Beyond just opinions, Vetter pointed out that the combination of Cars.com and DealerRater should provide stores with a gateway to shoppers during their entire online journey to a purchase.

“What we’ve seen with DealerRater is consumers are using this last stage as an important check-in,” he said. “If you look at the audience and go to Cars.com, you tend to have a six-month purchase horizon. If you go to our mobile devices, you tend to be on almost a three-month purchase horizon on average and obviously some on a much shorter term. But when you look at DealerRater, your purchase horizon is about four weeks. “

“(The acquisition) allows Cars.com to help our dealers reach potential buyers at all stages, from the research to the vehicle selection to the dealer selection.

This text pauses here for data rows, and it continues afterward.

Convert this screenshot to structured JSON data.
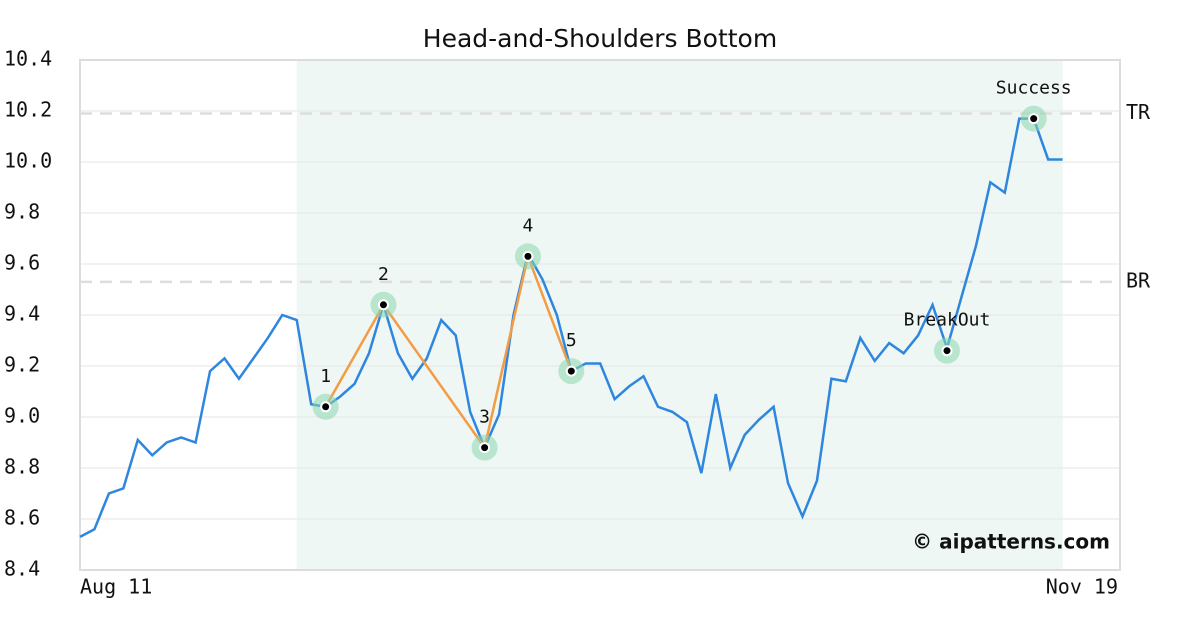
{
  "chart_data": {
    "type": "line",
    "title": "Head-and-Shoulders Bottom",
    "categories": [
      "Aug 11",
      null,
      null,
      null,
      null,
      null,
      null,
      null,
      null,
      null,
      null,
      null,
      null,
      null,
      null,
      null,
      null,
      null,
      null,
      null,
      null,
      null,
      null,
      null,
      null,
      null,
      null,
      null,
      null,
      null,
      null,
      null,
      null,
      null,
      null,
      null,
      null,
      null,
      null,
      null,
      null,
      null,
      null,
      null,
      null,
      null,
      null,
      null,
      null,
      null,
      null,
      null,
      null,
      null,
      null,
      null,
      null,
      null,
      null,
      null,
      null,
      null,
      null,
      null,
      null,
      null,
      null,
      null,
      "Nov 19"
    ],
    "series": [
      {
        "color": "#2e86de",
        "values": [
          8.53,
          8.56,
          8.7,
          8.72,
          8.91,
          8.85,
          8.9,
          8.92,
          8.9,
          9.18,
          9.23,
          9.15,
          9.23,
          9.31,
          9.4,
          9.38,
          9.05,
          9.04,
          9.08,
          9.13,
          9.25,
          9.44,
          9.25,
          9.15,
          9.23,
          9.38,
          9.32,
          9.02,
          8.88,
          9.01,
          9.4,
          9.64,
          9.54,
          9.4,
          9.18,
          9.21,
          9.21,
          9.07,
          9.12,
          9.16,
          9.04,
          9.02,
          8.98,
          8.78,
          9.09,
          8.8,
          8.93,
          8.99,
          9.04,
          8.74,
          8.61,
          8.75,
          9.15,
          9.14,
          9.31,
          9.22,
          9.29,
          9.25,
          9.32,
          9.44,
          9.27,
          9.47,
          9.67,
          9.92,
          9.88,
          10.17,
          10.17,
          10.01,
          10.01
        ]
      }
    ],
    "pattern": {
      "color": "#f39c45",
      "x": [
        17,
        21,
        28,
        31,
        34
      ],
      "values": [
        9.04,
        9.44,
        8.88,
        9.63,
        9.18
      ],
      "labels": [
        "1",
        "2",
        "3",
        "4",
        "5"
      ]
    },
    "events": [
      {
        "label": "BreakOut",
        "x": 60,
        "value": 9.26
      },
      {
        "label": "Success",
        "x": 66,
        "value": 10.17
      }
    ],
    "levels": [
      {
        "label": "TR",
        "value": 10.19
      },
      {
        "label": "BR",
        "value": 9.53
      }
    ],
    "highlight_range": [
      15,
      68
    ],
    "watermark": "© aipatterns.com",
    "ylim": [
      8.4,
      10.4
    ],
    "yticks": [
      8.4,
      8.6,
      8.8,
      {
        "value": 9,
        "label": "9.0"
      },
      9.2,
      9.4,
      9.6,
      9.8,
      {
        "value": 10,
        "label": "10.0"
      },
      10.2,
      10.4
    ],
    "grid": true
  }
}
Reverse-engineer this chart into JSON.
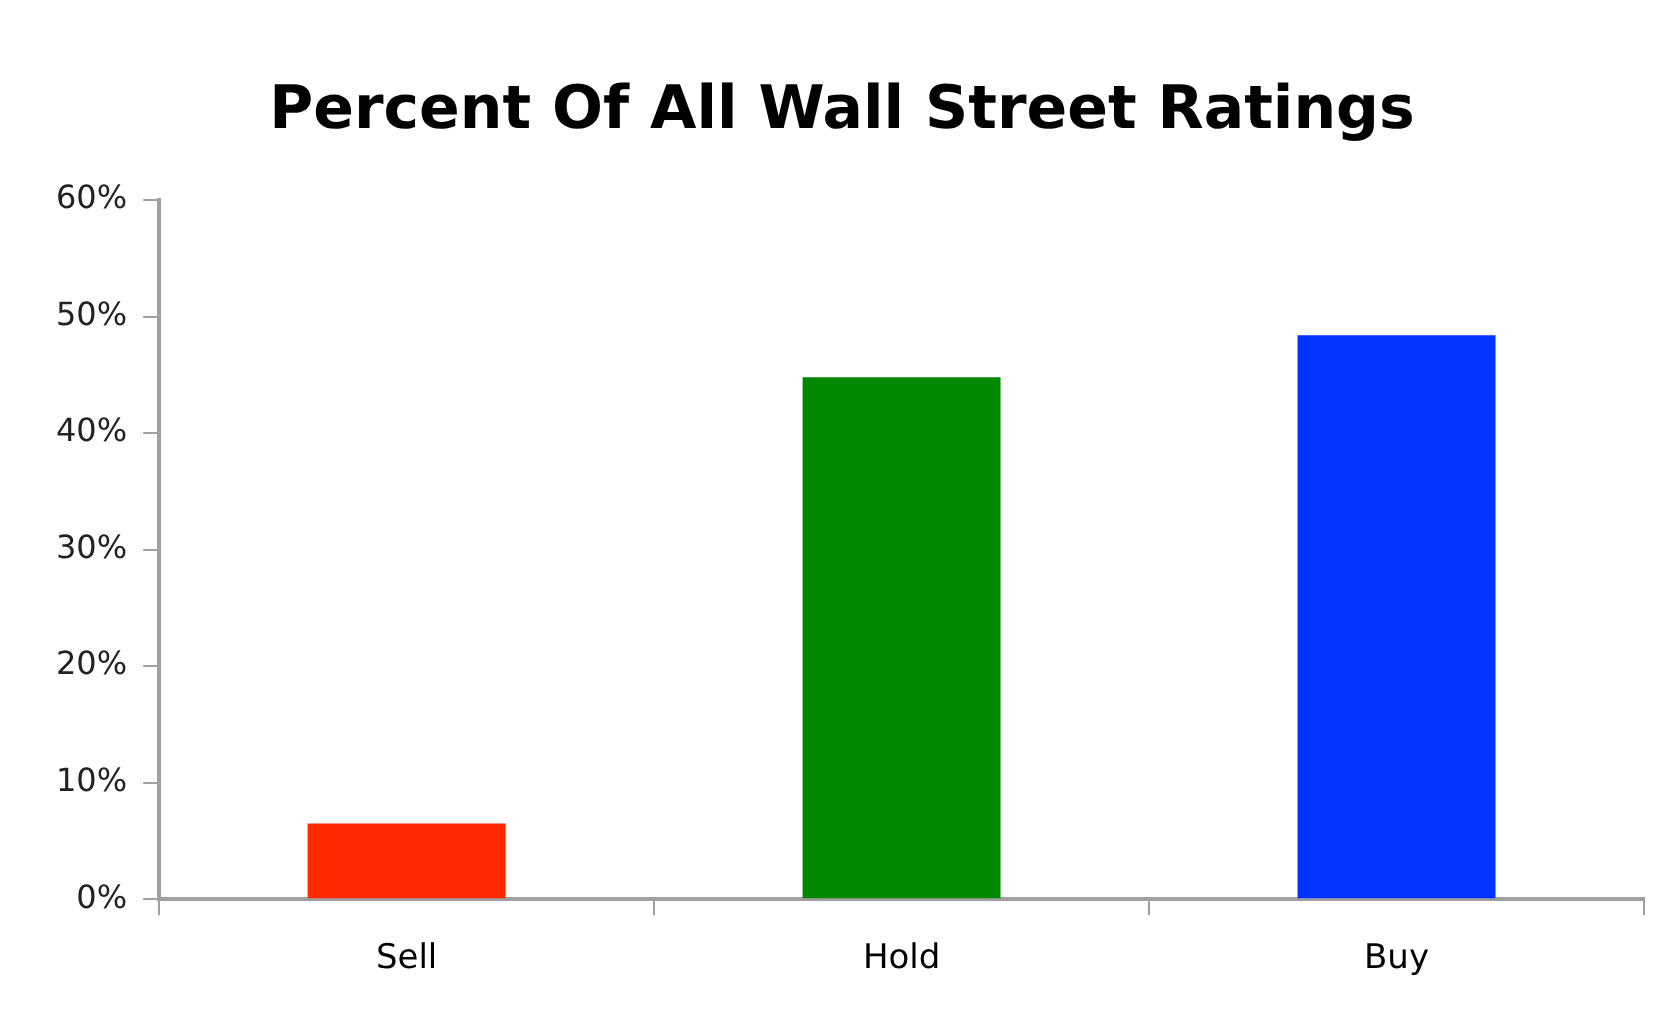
{
  "chart_data": {
    "type": "bar",
    "title": "Percent Of All Wall Street Ratings",
    "categories": [
      "Sell",
      "Hold",
      "Buy"
    ],
    "values": [
      6.5,
      44.8,
      48.4
    ],
    "colors": [
      "#ff2a00",
      "#008800",
      "#0433ff"
    ],
    "ylim": [
      0,
      60
    ],
    "yticks": [
      {
        "value": 0,
        "label": "0%"
      },
      {
        "value": 10,
        "label": "10%"
      },
      {
        "value": 20,
        "label": "20%"
      },
      {
        "value": 30,
        "label": "30%"
      },
      {
        "value": 40,
        "label": "40%"
      },
      {
        "value": 50,
        "label": "50%"
      },
      {
        "value": 60,
        "label": "60%"
      }
    ],
    "grid": false,
    "legend": false
  }
}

It ensures (dealers are) in front of people when they’re making important decisions,” Vetter went on to say.

Cars.com carefully arrived at this important decision, too. Vetter described the “practical” methodology the company used.

“We’re very practical with our investors and acquisitions,” he said. “We want to make sure we find businesses that are complementary strategically, financially, culturally and operationally. I think we found that in DealerRater.

“They’ve got the best products in the industry, but they lacked the sales force of any scale,” Vetter continued. “Cars.com has invested hundreds of millions of dollars building out a robust sales network. Now we have a new product and solution we can introduce to the marketplace. There’s a lot of complementary and synergistic fit between a world-class product with a world-class sales force and being able to bring it to our 20,000-plus dealer relationships, and soon to manufacturers as well.

“The deal has a lot of win-wins for both sides that I think made this deal stand out,” he went on to say.

Auto Remarketing closed it conversation with Vetter by asking about what the impact this transaction might have on Cars.com a year from now — a span that might seem like centuries in technological terms in light of how quickly advances are made. To answer the question, Vetter returned to a thought about the traditional place dealerships have in the automotive market.

“We think that dealers are still spending half of their marketing budgets on traditional media, yet most people tend to ignore those mass-marketing messages and go online to decide on what to buy and where to buy it,” Vetter said.

“A year from now, what I would like to see is dealerships’ profitability increase because they rely less on expensive, large-scale traditional advertising and rely more on tapping into their own customer base to share and socialize how great it is to do business with them so that there aren’t this new crop of digital retailers that are coming into the industry,” he continued.

“I would like to see those businesses go by the wayside and more local dealers maintain their position of strength in the local market as the place to buy, trade and service their cars,” Vetter went on to say.